BeeOND establishes an ephemeral BeeGFS distributed filesystem by aggregating the local scratch on all the nodes used by your job. It is generally suggested that you request at least 12 nodes as in the example below. Please also note that you should request all the resources on the nodes.
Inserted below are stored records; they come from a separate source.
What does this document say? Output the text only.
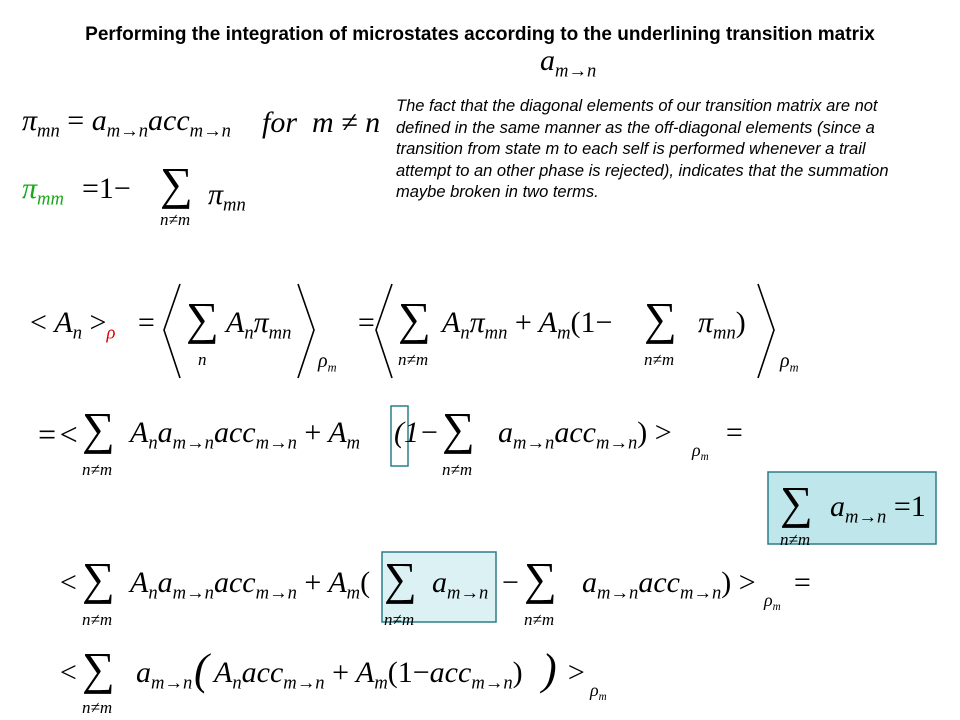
Performing the integration of microstates according to the underlining transition matrix
$a_{m\to n}$
$\pi_{mn} = a_{m\to n}acc_{m\to n}$ for m ≠ n
$\pi_{mm} =1-$ ∑
n≠m
$\pi_{mn}$
The fact that the diagonal elements of our transition matrix are not defined in the same manner as the off-diagonal elements (since a transition from state m to each self is performed whenever a trail attempt to an other phase is rejected), indicates that the summation maybe broken in two terms.
< $A_n >_\rho$ = ∑
n
$A_n\pi_{mn}$
$\rho_m$
= ∑
n≠m
$A_n\pi_{mn} + A_m(1-$ ∑
n≠m
$\pi_{mn}$)
$\rho_m$
=< ∑
n≠m
$A_na_{m\to n}acc_{m\to n} + A_m$ (1− ∑
n≠m
$a_{m\to n}acc_{m\to n}$) >
$\rho_m$
=
∑
n≠m
$a_{m\to n} =1$
< ∑
n≠m
$A_na_{m\to n}acc_{m\to n} + A_m$( ∑
n≠m
$a_{m\to n}$ − ∑
n≠m
$a_{m\to n}acc_{m\to n}$) >
$\rho_m$
=
< ∑
n≠m
$a_{m\to n}$ ( $A_nacc_{m\to n} + A_m(1-acc_{m\to n})$ ) >
$\rho_m$
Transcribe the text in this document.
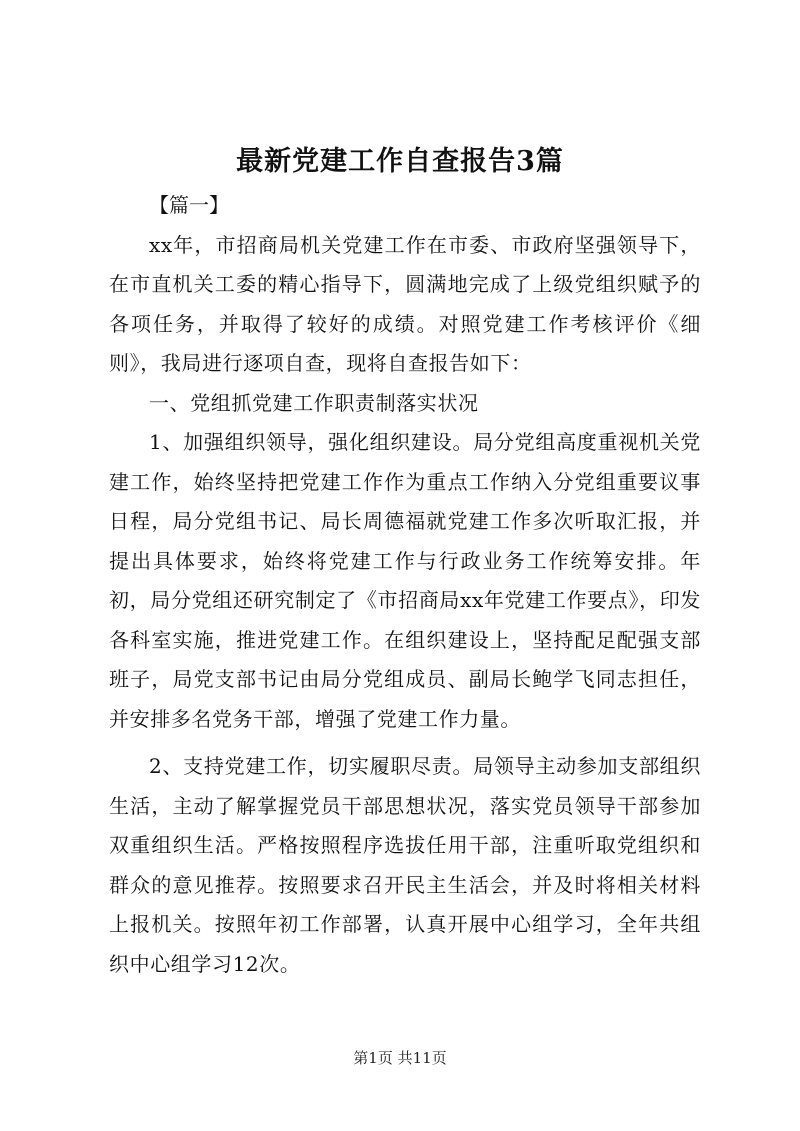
最新党建工作自查报告3篇

【篇一】

xx年，市招商局机关党建工作在市委、市政府坚强领导下，在市直机关工委的精心指导下，圆满地完成了上级党组织赋予的各项任务，并取得了较好的成绩。对照党建工作考核评价《细则》，我局进行逐项自查，现将自查报告如下：

一、党组抓党建工作职责制落实状况

1、加强组织领导，强化组织建设。局分党组高度重视机关党建工作，始终坚持把党建工作作为重点工作纳入分党组重要议事日程，局分党组书记、局长周德福就党建工作多次听取汇报，并提出具体要求，始终将党建工作与行政业务工作统筹安排。年初，局分党组还研究制定了《市招商局xx年党建工作要点》，印发各科室实施，推进党建工作。在组织建设上，坚持配足配强支部班子，局党支部书记由局分党组成员、副局长鲍学飞同志担任，并安排多名党务干部，增强了党建工作力量。

2、支持党建工作，切实履职尽责。局领导主动参加支部组织生活，主动了解掌握党员干部思想状况，落实党员领导干部参加双重组织生活。严格按照程序选拔任用干部，注重听取党组织和群众的意见推荐。按照要求召开民主生活会，并及时将相关材料上报机关。按照年初工作部署，认真开展中心组学习，全年共组织中心组学习12次。

第1页 共11页
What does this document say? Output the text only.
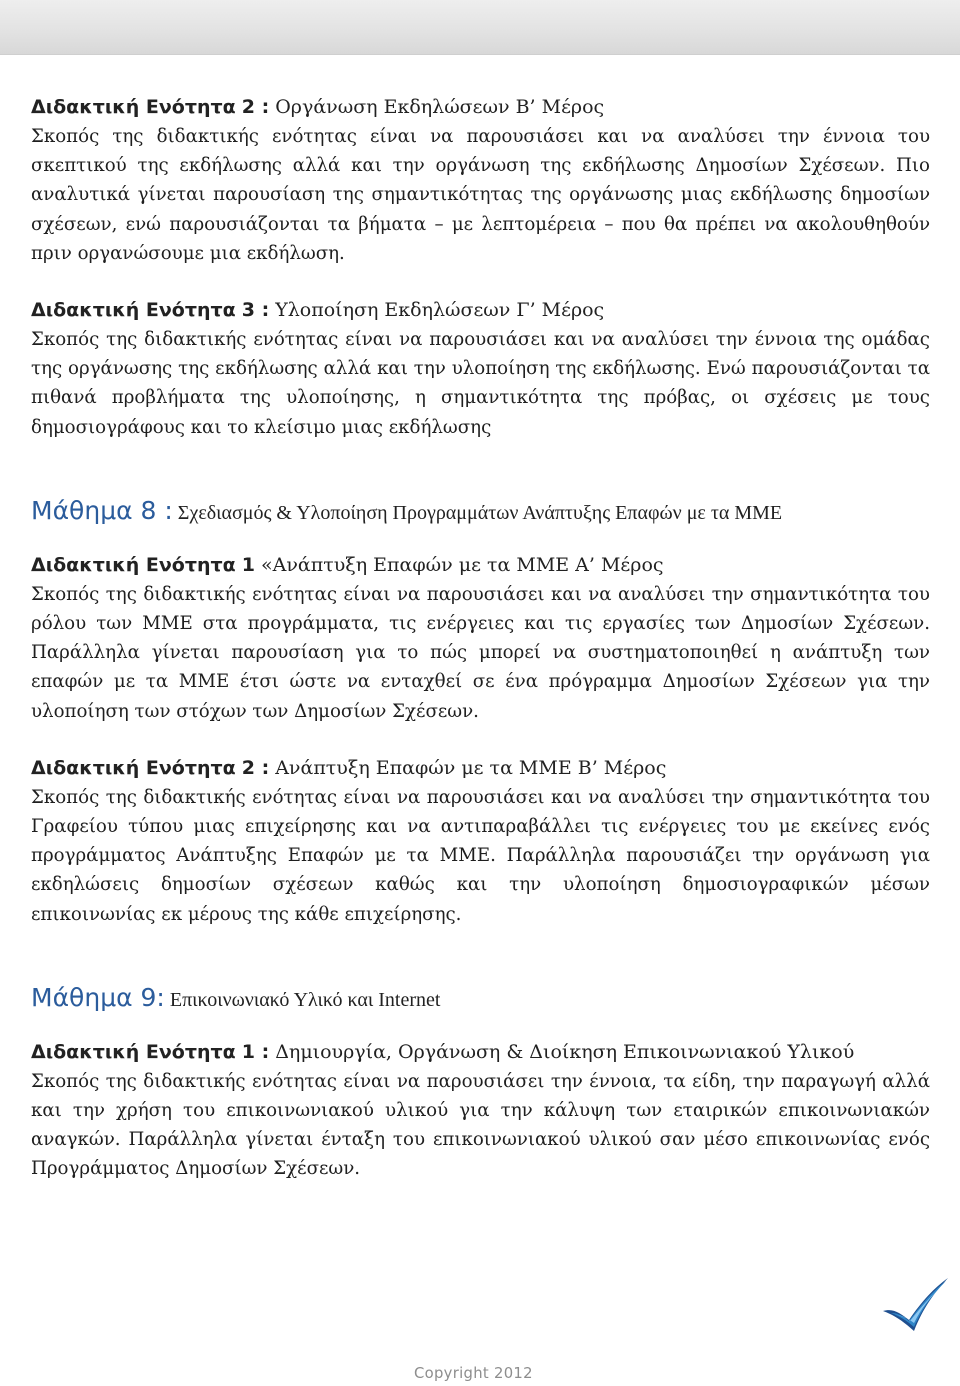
Διδακτική Ενότητα 2 : Οργάνωση Εκδηλώσεων Β’ Μέρος

Σκοπός της διδακτικής ενότητας είναι να παρουσιάσει και να αναλύσει την έννοια του σκεπτικού της εκδήλωσης αλλά και την οργάνωση της εκδήλωσης Δημοσίων Σχέσεων. Πιο αναλυτικά γίνεται παρουσίαση της σημαντικότητας της οργάνωσης μιας εκδήλωσης δημοσίων σχέσεων, ενώ παρουσιάζονται τα βήματα – με λεπτομέρεια – που θα πρέπει να ακολουθηθούν πριν οργανώσουμε μια εκδήλωση.

Διδακτική Ενότητα 3 : Υλοποίηση Εκδηλώσεων Γ’ Μέρος

Σκοπός της διδακτικής ενότητας είναι να παρουσιάσει και να αναλύσει την έννοια της ομάδας της οργάνωσης της εκδήλωσης αλλά και την υλοποίηση της εκδήλωσης. Ενώ παρουσιάζονται τα πιθανά προβλήματα της υλοποίησης, η σημαντικότητα της πρόβας, οι σχέσεις με τους δημοσιογράφους και το κλείσιμο μιας εκδήλωσης

Μάθημα 8 : Σχεδιασμός & Υλοποίηση Προγραμμάτων Ανάπτυξης Επαφών με τα ΜΜΕ
Διδακτική Ενότητα 1 «Ανάπτυξη Επαφών με τα ΜΜΕ Α’ Μέρος

Σκοπός της διδακτικής ενότητας είναι να παρουσιάσει και να αναλύσει την σημαντικότητα του ρόλου των ΜΜΕ στα προγράμματα, τις ενέργειες και τις εργασίες των Δημοσίων Σχέσεων. Παράλληλα γίνεται παρουσίαση για το πώς μπορεί να συστηματοποιηθεί η ανάπτυξη των επαφών με τα ΜΜΕ έτσι ώστε να ενταχθεί σε ένα πρόγραμμα Δημοσίων Σχέσεων για την υλοποίηση των στόχων των Δημοσίων Σχέσεων.

Διδακτική Ενότητα 2 : Ανάπτυξη Επαφών με τα ΜΜΕ Β’ Μέρος

Σκοπός της διδακτικής ενότητας είναι να παρουσιάσει και να αναλύσει την σημαντικότητα του Γραφείου τύπου μιας επιχείρησης και να αντιπαραβάλλει τις ενέργειες του με εκείνες ενός προγράμματος Ανάπτυξης Επαφών με τα ΜΜΕ. Παράλληλα παρουσιάζει την οργάνωση για εκδηλώσεις δημοσίων σχέσεων καθώς και την υλοποίηση δημοσιογραφικών μέσων επικοινωνίας εκ μέρους της κάθε επιχείρησης.

Μάθημα 9: Επικοινωνιακό Υλικό και Internet
Διδακτική Ενότητα 1 : Δημιουργία, Οργάνωση & Διοίκηση Επικοινωνιακού Υλικού

Σκοπός της διδακτικής ενότητας είναι να παρουσιάσει την έννοια, τα είδη, την παραγωγή αλλά και την χρήση του επικοινωνιακού υλικού για την κάλυψη των εταιρικών επικοινωνιακών αναγκών. Παράλληλα γίνεται ένταξη του επικοινωνιακού υλικού σαν μέσο επικοινωνίας ενός Προγράμματος Δημοσίων Σχέσεων.

Copyright 2012
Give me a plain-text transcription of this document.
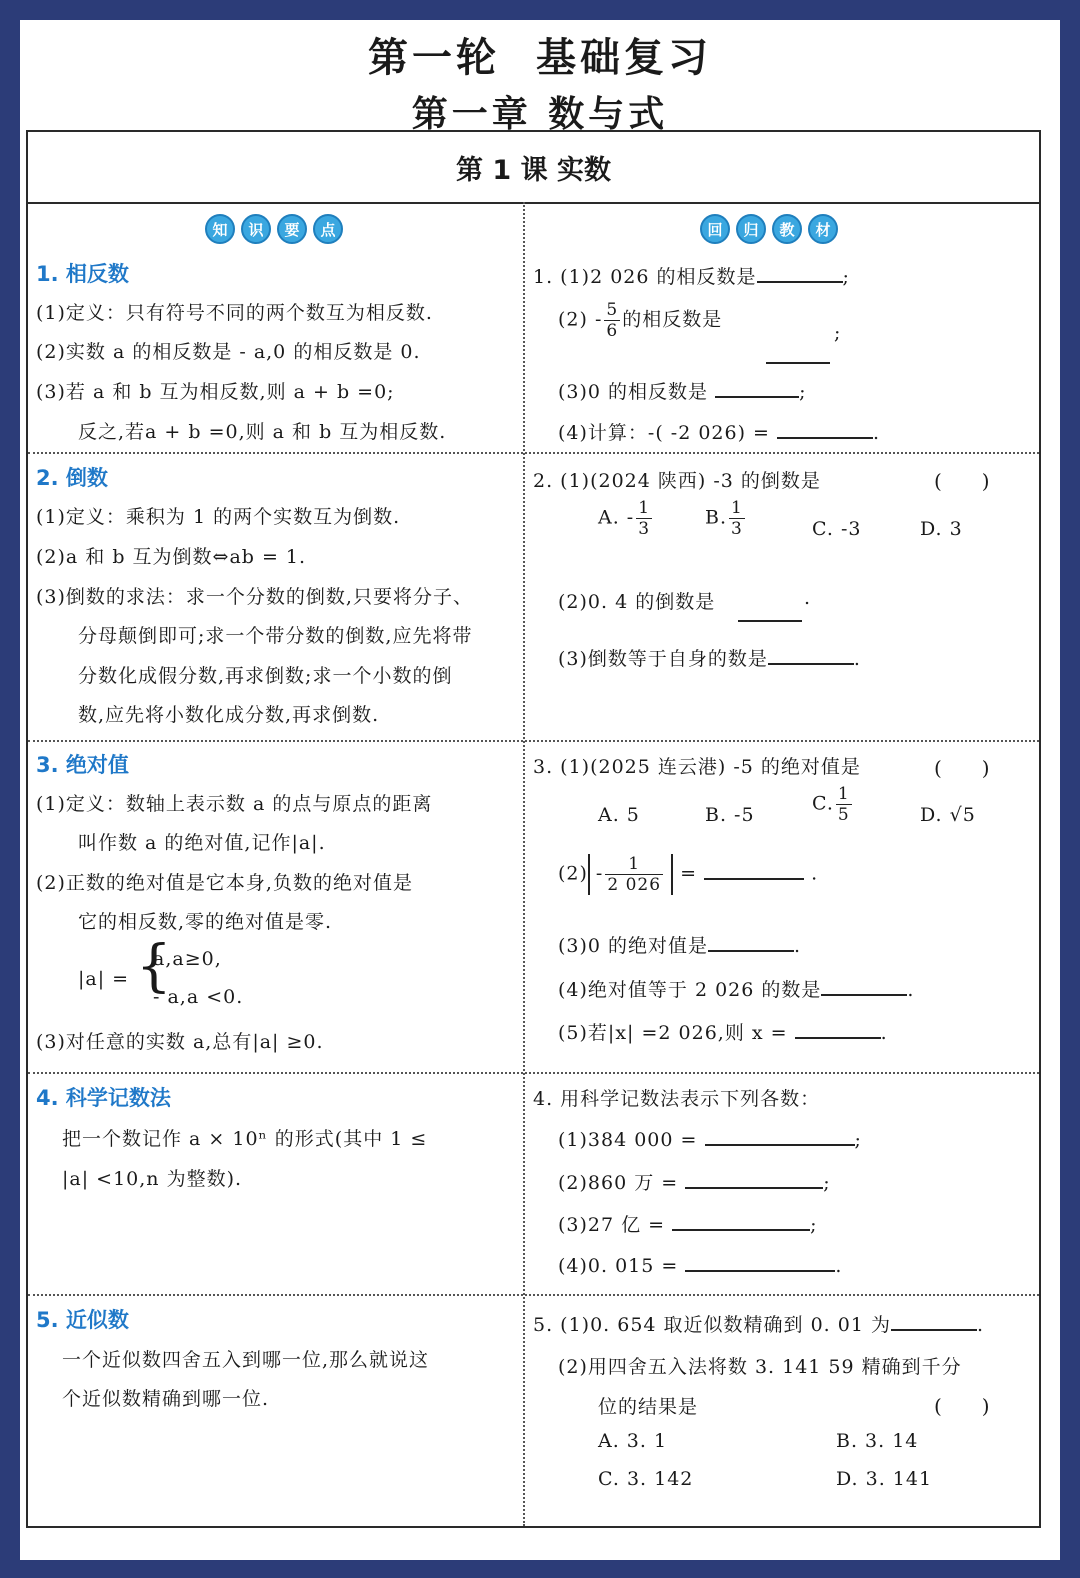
第一轮 基础复习
第一章 数与式
第 1 课 实数
知	识	要	点	回	归	教	材
1. 相反数
(1)定义：只有符号不同的两个数互为相反数.
(2)实数 a 的相反数是 - a,0 的相反数是 0.
(3)若 a 和 b 互为相反数,则 a + b =0;
反之,若a + b =0,则 a 和 b 互为相反数.
2. 倒数
(1)定义：乘积为 1 的两个实数互为倒数.
(2)a 和 b 互为倒数⇔ab = 1.
(3)倒数的求法：求一个分数的倒数,只要将分子、
分母颠倒即可;求一个带分数的倒数,应先将带
分数化成假分数,再求倒数;求一个小数的倒
数,应先将小数化成分数,再求倒数.
3. 绝对值
(1)定义：数轴上表示数 a 的点与原点的距离
叫作数 a 的绝对值,记作|a|.
(2)正数的绝对值是它本身,负数的绝对值是
它的相反数,零的绝对值是零.
|a| = {
a,a≥0,
- a,a <0.
(3)对任意的实数 a,总有|a| ≥0.
4. 科学记数法
把一个数记作 a × 10ⁿ 的形式(其中 1 ≤
|a| <10,n 为整数).
5. 近似数
一个近似数四舍五入到哪一位,那么就说这
个近似数精确到哪一位.
1. (1)2 026 的相反数是	;
$(2) - \frac{5}{6}$ 的相反数是
;
(3)0 的相反数是	;
(4)计算：-( -2 026) =	.
2. (1)(2024 陕西) -3 的倒数是	(　　)
A. - $\frac{1}{3}$	B. $\frac{1}{3}$	C. -3	D. 3
(2)0. 4 的倒数是	.
(3)倒数等于自身的数是	.
3. (1)(2025 连云港) -5 的绝对值是	(　　)
A. 5	B. -5
C. $\frac{1}{5}$	D. √5
$(2) - \frac{1}{2 026}$ =	.
(3)0 的绝对值是	.
(4)绝对值等于 2 026 的数是	.
(5)若|x| =2 026,则 x =	.
4. 用科学记数法表示下列各数：
(1)384 000 =	;
(2)860 万 =	;
(3)27 亿 =	;
(4)0. 015 =	.
5. (1)0. 654 取近似数精确到 0. 01 为	.
(2)用四舍五入法将数 3. 141 59 精确到千分
位的结果是	(　　)
A. 3. 1	B. 3. 14
C. 3. 142	D. 3. 141
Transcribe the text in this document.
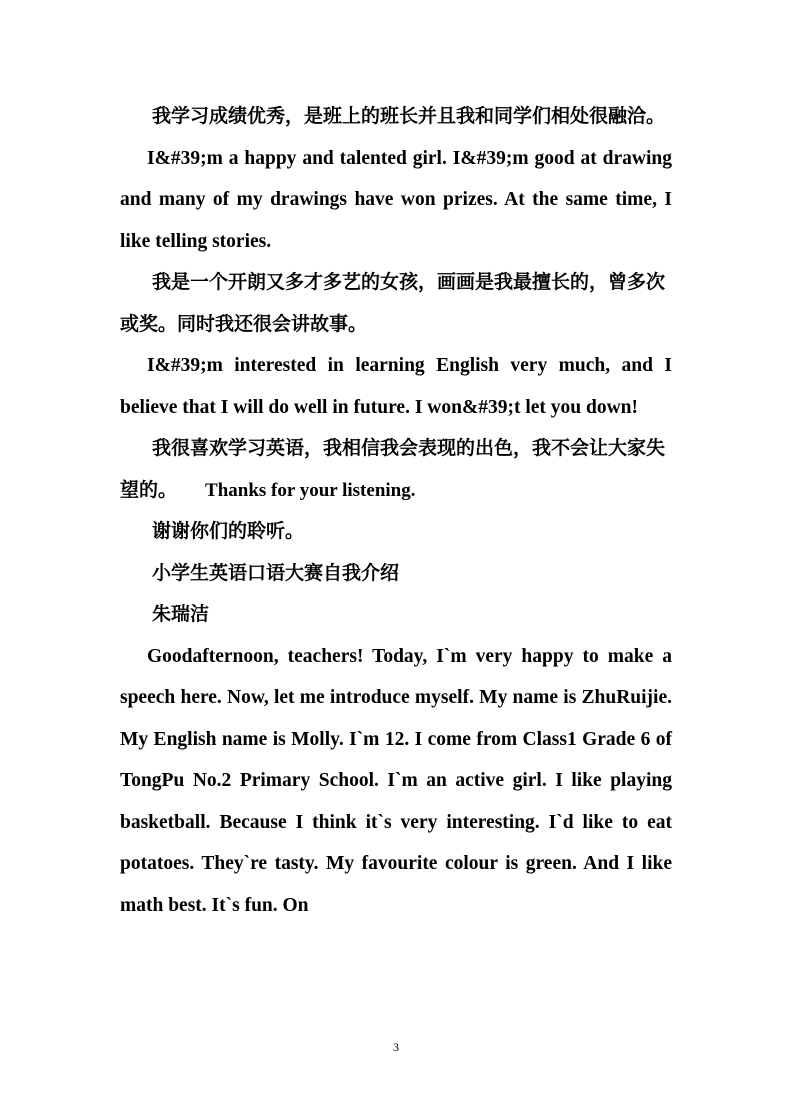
我学习成绩优秀，是班上的班长并且我和同学们相处很融洽。

I&#39;m a happy and talented girl. I&#39;m good at drawing and many of my drawings have won prizes. At the same time, I like telling stories.

我是一个开朗又多才多艺的女孩，画画是我最擅长的，曾多次或奖。同时我还很会讲故事。

I&#39;m interested in learning English very much, and I believe that I will do well in future. I won&#39;t let you down!

我很喜欢学习英语，我相信我会表现的出色，我不会让大家失望的。 Thanks for your listening.

谢谢你们的聆听。

小学生英语口语大赛自我介绍

朱瑞洁

Goodafternoon, teachers! Today, I`m very happy to make a speech here. Now, let me introduce myself. My name is ZhuRuijie. My English name is Molly. I`m 12. I come from Class1 Grade 6 of TongPu No.2 Primary School. I`m an active girl. I like playing basketball. Because I think it`s very interesting. I`d like to eat potatoes. They`re tasty. My favourite colour is green. And I like math best. It`s fun. On

3
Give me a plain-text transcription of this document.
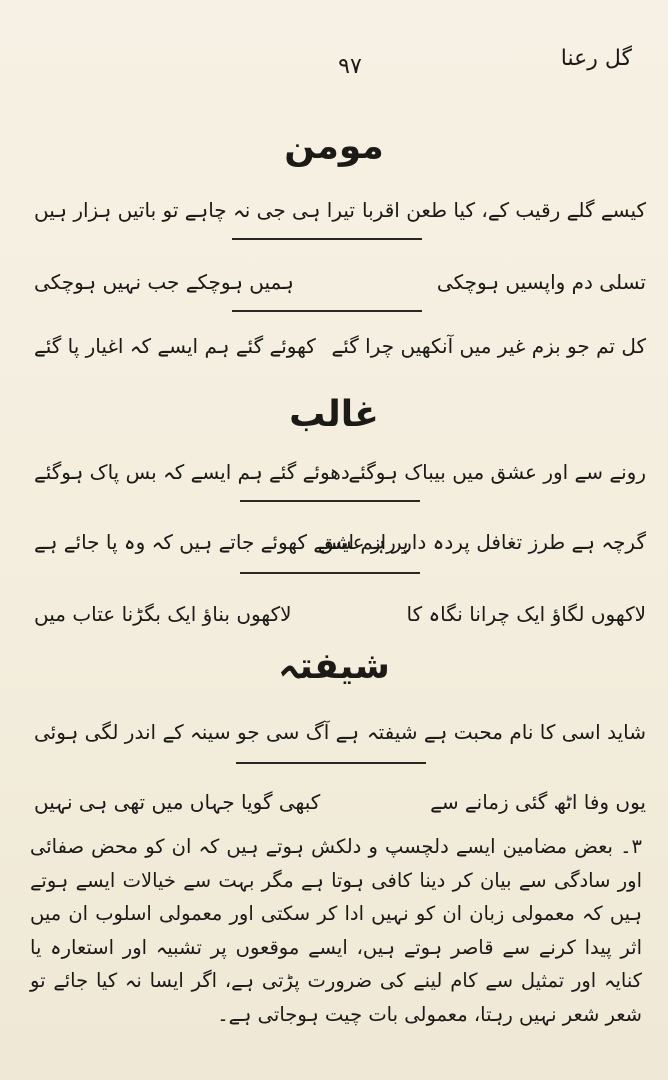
گل رعنا
۹۷
مومن
کیسے گلے رقیب کے، کیا طعن اقربا
تیرا ہی جی نہ چاہے تو باتیں ہزار ہیں
تسلی دم واپسیں ہوچکی
ہمیں ہوچکے جب نہیں ہوچکی
کل تم جو بزم غیر میں آنکھیں چرا گئے
کھوئے گئے ہم ایسے کہ اغیار پا گئے
غالب
رونے سے اور عشق میں بیباک ہوگئے
دھوئے گئے ہم ایسے کہ بس پاک ہوگئے
گرچہ ہے طرز تغافل پردہ دار راز عشق
پر ہم ایسے کھوئے جاتے ہیں کہ وہ پا جائے ہے
لاکھوں لگاؤ ایک چرانا نگاہ کا
لاکھوں بناؤ ایک بگڑنا عتاب میں
شیفتہ
شاید اسی کا نام محبت ہے شیفتہ
ہے آگ سی جو سینہ کے اندر لگی ہوئی
یوں وفا اٹھ گئی زمانے سے
کبھی گویا جہاں میں تھی ہی نہیں

۳۔ بعض مضامین ایسے دلچسپ و دلکش ہوتے ہیں کہ ان کو محض صفائی اور سادگی سے بیان کر دینا کافی ہوتا ہے مگر بہت سے خیالات ایسے ہوتے ہیں کہ معمولی زبان ان کو نہیں ادا کر سکتی اور معمولی اسلوب ان میں اثر پیدا کرنے سے قاصر ہوتے ہیں، ایسے موقعوں پر تشبیہ اور استعارہ یا کنایہ اور تمثیل سے کام لینے کی ضرورت پڑتی ہے، اگر ایسا نہ کیا جائے تو شعر شعر نہیں رہتا، معمولی بات چیت ہوجاتی ہے۔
In the example below, we’re using Agate nodes set to 480G and 800G, and select the msilarge partition.

BeeOND Visual

Example job script to set up BeeOND

#!/bin/bash -l

#SBATCH -C beeond
#SBATCH -N 12
#SBATCH -n 24
#SBATCH --mem 480G
#SBATCH --tmp 800G
#SBATCH -p msilarge

#SBATCH --mail-type=BEGIN,FAIL
#SBATCH --mail-user=<UMN email>

#SBATCH -e beeondjob-%j.err
#SBATCH -o beeondjob-%j.out

cd $SLURM_SUBMIT_DIR

WORKING_DIR=$HOME/Slurm/BeeOND
MY_DATA_DIR=$HOME/Slurm/BeeOND/data #source data to be ‘stagein’
BEEOND_DIR=/tmp #a beegfs mounted space pooled from all nodes

# Generate a node list file

scontrol show hostname > ${WORKING_DIR}/nodes_list
    if [[ $? != 0 ]]; then
        echo "Fail to create nodes_list"
    else
        echo "nodes list"
        cat ${WORKING_DIR}/nodes_list
    fi

 

# Move data to beeond space using BeeOND stage in
beeond-cp stagein -n ${WORKING_DIR}/nodes_list -g  ${MY_DATA_DIR} -l 
${BEEOND_DIR}
    if [[ $? != 0 ]]; then
        echo "Fail beeond-cp stagein"
    else
        echo "beeond-cp stagein completed"
    fi

# Run some applications

# Move data out to my own space using BeeOND stage out
beeond-cp stageout -n ${WORKING_DIR}/nodes_list -g  ${MY_DATA_DIR} -l 
${BEEOND_DIR}
    if [[ $? != 0 ]]; then
        echo "Fail beeond-cp stageout"
    else
        echo "beeond-cp stageout completed"
    fi